Mitsy Groenendijk

Mitsy GroenendijkMitsy Groenendijk (1952) is een bekende Nederlandse kunstenares. Zij was een van de voorvrouwen van de ‘Sirenen’ die eind vorige eeuw Amsterdam onveilig maakten met een vrouwelijk gepresenteerde schilderkunst die teruggreep op de romantiek.

Sirenen

In de negentiger jaren van de vorige eeuw presenteerden de SirenenAnya Janssen, Tjarda Sixma en Mitsy Groenendijk – zich op vele plekken, waaronder de toenmalige Galerie Apunto, destijds gevestigd aan het Damrak in Amsterdam.

In sexy uitdossingen – hoge laklaarzen en strakke korte rokken – poseerden zij in allerlei settings als femmes fatales. Hun verleidelijkheid, vastgelegd in media als geënsceneerde fotografie, tekeningen en schilderijen was menig man te machtig – slachtoffers vielen bij bosjes.

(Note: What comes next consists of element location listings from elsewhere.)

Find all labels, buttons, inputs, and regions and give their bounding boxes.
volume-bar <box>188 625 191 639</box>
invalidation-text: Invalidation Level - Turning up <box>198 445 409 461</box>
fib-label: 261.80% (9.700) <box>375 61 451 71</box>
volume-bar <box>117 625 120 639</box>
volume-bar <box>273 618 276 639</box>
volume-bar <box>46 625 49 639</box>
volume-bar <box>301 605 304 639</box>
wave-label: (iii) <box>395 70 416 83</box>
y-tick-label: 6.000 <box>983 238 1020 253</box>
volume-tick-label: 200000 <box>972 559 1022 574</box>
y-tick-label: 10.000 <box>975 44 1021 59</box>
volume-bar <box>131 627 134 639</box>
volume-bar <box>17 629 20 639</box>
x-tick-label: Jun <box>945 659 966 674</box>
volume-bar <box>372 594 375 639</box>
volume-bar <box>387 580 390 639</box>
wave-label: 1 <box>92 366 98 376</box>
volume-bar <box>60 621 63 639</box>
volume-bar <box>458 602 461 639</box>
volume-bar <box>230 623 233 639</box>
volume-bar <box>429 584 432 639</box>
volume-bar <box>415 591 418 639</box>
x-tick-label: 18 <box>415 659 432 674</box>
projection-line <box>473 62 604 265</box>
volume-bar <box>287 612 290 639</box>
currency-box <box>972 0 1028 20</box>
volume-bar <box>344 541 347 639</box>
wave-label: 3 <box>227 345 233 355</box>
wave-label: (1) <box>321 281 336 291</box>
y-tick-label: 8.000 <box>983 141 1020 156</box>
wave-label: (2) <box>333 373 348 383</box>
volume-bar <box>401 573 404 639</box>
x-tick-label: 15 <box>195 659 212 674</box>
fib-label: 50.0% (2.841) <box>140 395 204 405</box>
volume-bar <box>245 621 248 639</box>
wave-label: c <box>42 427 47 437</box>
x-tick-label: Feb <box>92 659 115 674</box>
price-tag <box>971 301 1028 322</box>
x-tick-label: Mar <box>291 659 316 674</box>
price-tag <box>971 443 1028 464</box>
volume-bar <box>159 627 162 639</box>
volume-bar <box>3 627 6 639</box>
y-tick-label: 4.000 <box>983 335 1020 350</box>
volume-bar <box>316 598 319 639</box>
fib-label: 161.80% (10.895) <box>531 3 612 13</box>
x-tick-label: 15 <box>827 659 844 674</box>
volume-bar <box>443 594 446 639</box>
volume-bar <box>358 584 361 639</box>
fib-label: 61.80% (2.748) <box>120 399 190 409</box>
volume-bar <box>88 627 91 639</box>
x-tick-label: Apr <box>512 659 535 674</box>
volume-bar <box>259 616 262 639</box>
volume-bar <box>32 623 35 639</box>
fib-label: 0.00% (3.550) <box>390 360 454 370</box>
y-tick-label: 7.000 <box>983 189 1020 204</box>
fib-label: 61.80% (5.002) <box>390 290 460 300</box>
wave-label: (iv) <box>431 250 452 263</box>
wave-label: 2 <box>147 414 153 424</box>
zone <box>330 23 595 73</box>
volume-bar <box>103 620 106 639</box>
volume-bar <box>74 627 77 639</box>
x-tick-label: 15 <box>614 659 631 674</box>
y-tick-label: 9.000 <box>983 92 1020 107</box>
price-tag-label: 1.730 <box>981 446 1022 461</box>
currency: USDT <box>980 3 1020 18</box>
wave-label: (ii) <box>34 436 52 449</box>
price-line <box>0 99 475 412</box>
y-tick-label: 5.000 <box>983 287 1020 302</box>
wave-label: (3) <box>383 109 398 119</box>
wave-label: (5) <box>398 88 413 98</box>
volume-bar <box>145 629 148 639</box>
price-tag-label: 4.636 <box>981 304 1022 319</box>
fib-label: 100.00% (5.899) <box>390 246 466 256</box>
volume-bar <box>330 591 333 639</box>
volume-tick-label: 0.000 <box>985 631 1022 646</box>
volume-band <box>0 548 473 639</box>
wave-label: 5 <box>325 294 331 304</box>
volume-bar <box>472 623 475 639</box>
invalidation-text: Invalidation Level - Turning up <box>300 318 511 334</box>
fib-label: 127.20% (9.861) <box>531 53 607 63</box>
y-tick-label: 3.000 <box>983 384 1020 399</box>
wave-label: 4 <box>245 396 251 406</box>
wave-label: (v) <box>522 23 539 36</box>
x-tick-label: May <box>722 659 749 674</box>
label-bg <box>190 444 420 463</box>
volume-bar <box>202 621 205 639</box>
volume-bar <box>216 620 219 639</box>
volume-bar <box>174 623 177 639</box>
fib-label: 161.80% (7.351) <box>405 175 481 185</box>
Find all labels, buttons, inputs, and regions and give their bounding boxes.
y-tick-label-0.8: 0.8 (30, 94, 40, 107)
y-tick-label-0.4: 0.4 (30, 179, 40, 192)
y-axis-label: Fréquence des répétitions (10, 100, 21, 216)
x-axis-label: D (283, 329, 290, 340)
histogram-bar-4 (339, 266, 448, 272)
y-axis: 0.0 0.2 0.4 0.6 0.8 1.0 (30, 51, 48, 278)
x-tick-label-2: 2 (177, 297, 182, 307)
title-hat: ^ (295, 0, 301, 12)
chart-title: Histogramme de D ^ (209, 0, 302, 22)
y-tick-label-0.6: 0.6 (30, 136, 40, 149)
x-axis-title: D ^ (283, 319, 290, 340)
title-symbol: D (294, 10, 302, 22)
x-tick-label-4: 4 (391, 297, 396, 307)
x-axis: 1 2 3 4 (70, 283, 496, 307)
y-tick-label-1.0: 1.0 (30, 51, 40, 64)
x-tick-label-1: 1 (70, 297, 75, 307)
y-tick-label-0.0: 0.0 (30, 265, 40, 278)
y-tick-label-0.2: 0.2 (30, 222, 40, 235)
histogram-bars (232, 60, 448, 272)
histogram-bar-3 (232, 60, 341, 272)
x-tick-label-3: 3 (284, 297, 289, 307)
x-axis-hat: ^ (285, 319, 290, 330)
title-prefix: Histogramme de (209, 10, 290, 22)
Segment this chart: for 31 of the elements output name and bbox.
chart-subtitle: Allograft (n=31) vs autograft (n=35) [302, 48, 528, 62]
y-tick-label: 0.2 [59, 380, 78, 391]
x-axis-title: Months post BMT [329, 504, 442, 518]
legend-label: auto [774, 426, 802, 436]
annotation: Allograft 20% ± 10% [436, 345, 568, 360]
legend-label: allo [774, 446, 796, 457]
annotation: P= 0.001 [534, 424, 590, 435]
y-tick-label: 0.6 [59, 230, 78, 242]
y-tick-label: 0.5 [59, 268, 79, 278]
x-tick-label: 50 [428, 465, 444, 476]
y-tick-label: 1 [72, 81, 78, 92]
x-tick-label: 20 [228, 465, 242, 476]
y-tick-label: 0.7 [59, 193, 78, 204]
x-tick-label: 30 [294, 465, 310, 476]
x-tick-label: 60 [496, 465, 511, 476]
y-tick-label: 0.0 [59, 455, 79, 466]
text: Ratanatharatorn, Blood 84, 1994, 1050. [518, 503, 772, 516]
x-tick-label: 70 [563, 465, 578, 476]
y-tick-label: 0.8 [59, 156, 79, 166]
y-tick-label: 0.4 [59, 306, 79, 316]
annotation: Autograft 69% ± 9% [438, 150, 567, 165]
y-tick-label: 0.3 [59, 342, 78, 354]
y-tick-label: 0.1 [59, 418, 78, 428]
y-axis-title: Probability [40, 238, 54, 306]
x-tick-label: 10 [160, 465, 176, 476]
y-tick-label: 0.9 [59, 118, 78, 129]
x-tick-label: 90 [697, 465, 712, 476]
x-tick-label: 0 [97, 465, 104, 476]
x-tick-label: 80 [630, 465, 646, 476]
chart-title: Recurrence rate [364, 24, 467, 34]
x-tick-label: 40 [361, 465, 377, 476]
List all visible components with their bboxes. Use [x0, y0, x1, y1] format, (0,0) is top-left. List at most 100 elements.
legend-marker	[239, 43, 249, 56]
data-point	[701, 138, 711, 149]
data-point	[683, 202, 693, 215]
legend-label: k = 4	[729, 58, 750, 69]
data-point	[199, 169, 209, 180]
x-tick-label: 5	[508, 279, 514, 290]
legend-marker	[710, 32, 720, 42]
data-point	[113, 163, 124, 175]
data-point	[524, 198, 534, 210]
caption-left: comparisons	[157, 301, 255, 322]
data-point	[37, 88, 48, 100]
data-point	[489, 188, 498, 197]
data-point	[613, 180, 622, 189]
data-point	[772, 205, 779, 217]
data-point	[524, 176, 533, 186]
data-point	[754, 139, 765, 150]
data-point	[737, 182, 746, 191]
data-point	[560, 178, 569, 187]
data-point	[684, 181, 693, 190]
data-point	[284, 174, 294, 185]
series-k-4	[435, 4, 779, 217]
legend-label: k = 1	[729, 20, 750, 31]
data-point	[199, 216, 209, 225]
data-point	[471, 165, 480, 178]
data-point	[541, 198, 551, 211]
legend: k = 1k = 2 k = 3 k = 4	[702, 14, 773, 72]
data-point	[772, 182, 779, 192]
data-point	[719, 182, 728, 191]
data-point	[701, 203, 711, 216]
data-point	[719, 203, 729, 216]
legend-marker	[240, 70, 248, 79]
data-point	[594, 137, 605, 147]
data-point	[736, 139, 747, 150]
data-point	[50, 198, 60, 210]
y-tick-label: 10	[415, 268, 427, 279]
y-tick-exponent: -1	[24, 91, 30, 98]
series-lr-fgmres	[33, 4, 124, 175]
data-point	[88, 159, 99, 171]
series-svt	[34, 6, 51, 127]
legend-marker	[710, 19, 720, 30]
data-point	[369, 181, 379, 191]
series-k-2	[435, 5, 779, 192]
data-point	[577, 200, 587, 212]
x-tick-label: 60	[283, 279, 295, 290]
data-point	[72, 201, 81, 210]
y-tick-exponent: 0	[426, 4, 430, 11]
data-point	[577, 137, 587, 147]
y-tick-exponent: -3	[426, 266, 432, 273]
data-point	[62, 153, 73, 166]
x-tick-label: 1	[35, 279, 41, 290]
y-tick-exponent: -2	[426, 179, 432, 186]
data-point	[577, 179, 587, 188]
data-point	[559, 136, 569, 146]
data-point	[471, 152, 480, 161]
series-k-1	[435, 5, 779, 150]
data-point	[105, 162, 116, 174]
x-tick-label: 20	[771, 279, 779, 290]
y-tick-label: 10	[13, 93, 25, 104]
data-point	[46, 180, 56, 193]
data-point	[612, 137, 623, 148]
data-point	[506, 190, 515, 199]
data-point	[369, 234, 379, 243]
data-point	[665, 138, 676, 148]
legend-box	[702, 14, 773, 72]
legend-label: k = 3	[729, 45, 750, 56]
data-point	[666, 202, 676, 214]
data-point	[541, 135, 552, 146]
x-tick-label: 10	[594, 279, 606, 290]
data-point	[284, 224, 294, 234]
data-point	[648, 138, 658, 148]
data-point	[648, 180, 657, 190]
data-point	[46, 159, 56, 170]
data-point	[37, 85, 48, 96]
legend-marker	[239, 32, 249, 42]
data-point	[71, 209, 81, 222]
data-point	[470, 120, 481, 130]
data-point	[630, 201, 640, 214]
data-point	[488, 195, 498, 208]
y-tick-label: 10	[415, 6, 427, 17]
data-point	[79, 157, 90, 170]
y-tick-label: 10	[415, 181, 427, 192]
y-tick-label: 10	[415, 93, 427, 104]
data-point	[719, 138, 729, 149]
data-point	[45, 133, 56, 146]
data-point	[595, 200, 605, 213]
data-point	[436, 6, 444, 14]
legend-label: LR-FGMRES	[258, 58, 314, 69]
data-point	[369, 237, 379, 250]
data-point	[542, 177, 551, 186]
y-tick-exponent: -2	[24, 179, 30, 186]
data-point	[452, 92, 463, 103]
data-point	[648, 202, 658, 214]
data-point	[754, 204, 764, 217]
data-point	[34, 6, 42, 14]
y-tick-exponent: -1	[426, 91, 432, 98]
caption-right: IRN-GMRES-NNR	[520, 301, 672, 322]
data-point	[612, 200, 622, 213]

Later gingen de dames op een heel andere toer. Op de uitnodigingskaart van een volgende gezamenlijke tentoonstelling was er sprake van ‘Nature Women’. Met blosjes op de wangen, de haren los, een schort voor en geitewollen sokken in stevige stappers poseerden zij breed lachend met kind, baby, varken en hondje.

Het ging zover dat op de vloer van de toenmalige galerie Apunto stro werd gelegd en de ramen werden voorzien van boerenbont gordijntjes. De zaak verder aangekleed met geraniums en groen geschilderde houten hekjes. Met behulp van een aantal knoppen waren boerderijdieren-geluiden op te roepen, waaronder het karakteristieke Kukeleku.

Thematiek

Vaak werd gekozen voor een paradijselijke omgeving, ook voor Groenendijk vaak het decor voor haar taferelen. In de hoofdrol beeldde zij meestal een vrouw uit, onmiskenbaar Groenendijk zelf. Bijvoorbeeld als Leda terwijl zij in de vleugels ligt van een zwarte zwaan. Of de Hof van Eden doorkruisend op de rug van een Eenhoorn.

Op de achtergrond zijn er dan soms attributen als een ladder tegen een boom vol verboden vruchten, maar dan bij voorkeur wel weer vermengd met zoiets oer-Hollands als een rijtje molens.

Uiteraard is sprake van een flinke dosis aandachttrekkerij, onder het motto dat daar niets mis mee is. Maar hun kunstwerken zijn met zoveel aandacht en precisie gemaakt dat het om veel meer gaat.

Henk Peeters, kunstcriticus van het NRC toen ter tijd:

“Wat de Sirenen gemeen hebben is hun belangstelling voor Romantici als Böcklin en Fuseli uit de vorige eeuw. Ze demonstreren een hedendaags escapisme in een opzettelijk naïeve stijl. De ernst van hun voorbeelden verruilen ze voor vrolijkheid. Misschien uit machteloosheid, om een houding te vinden voor de onmogelijkheid het tij voor de mensheid ten goede te keren, wie weet.”